Winnipeg's Great War leads Manitoba Book Awards short list

Manitoba’s best books up for 12 prizes at annual awards

A history of Winnipeg’s contribution to the First World War has garnered the most nominations in this year’s Manitoba Book Awards.

Winnipeg’s Great War: A City Comes of Age by University of Manitoba librarian Jim Blanchard has received nods for the Alexander Isbister non-fiction prize, the Carol Shields Winnipeg Book Award, and the Mary Scorer Award for best book by a Manitoba publisher, the U of M Press.
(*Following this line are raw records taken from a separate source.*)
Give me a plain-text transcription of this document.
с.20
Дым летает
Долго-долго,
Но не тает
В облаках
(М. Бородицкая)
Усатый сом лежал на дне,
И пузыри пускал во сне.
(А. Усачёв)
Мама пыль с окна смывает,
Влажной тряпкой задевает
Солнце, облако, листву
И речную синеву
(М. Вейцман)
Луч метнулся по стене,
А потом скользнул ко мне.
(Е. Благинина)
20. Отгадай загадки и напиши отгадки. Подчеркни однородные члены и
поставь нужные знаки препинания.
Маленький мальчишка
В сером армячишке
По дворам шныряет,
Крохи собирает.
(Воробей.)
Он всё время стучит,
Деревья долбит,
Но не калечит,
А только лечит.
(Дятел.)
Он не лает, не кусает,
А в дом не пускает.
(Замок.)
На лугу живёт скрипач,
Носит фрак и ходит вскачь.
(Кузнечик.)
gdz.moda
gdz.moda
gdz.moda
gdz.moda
Meanwhile, three novels, a memoir and a poetry collection, all by women, are in the running for the McNally Robinson Book of the Year.

Twelves prizes, worth about $30,000 in total, will be handed out at the Manitoba Book Awards April 17 at the Centre culturel franco-manitobain.

The nominations were released Monday by the event’s co-producers, the Manitoba Writers’ Guild and the Association of Manitoba Book Publishers.

The novels A Cycle of the Moon by Uma Parameswaran, Curiosity by Joan Thomas and This Hidden Thing by Dora Dueck are up against the memoir Out of Grief Singing by Charlene Diehl, and the poetry collection Walking to Mojacar by Di Brandt, published by Turnstone Press.

David Bergen’s Giller Prize-nominated novel The Matter With Morris has been nominated for the Carol Shields award and the Margaret Laurence Award for Fiction.

The Thomas and Dueck novels also received nods for the Laurence prize, worth $3,500, as did Autumn, One Spring by Patti Grayson and Baldur’s Song by David Arnason.

Crime novelist Michael Van Rooy, who died in January, is nominated in the Carol Shields category for his final book, A Criminal to Remember.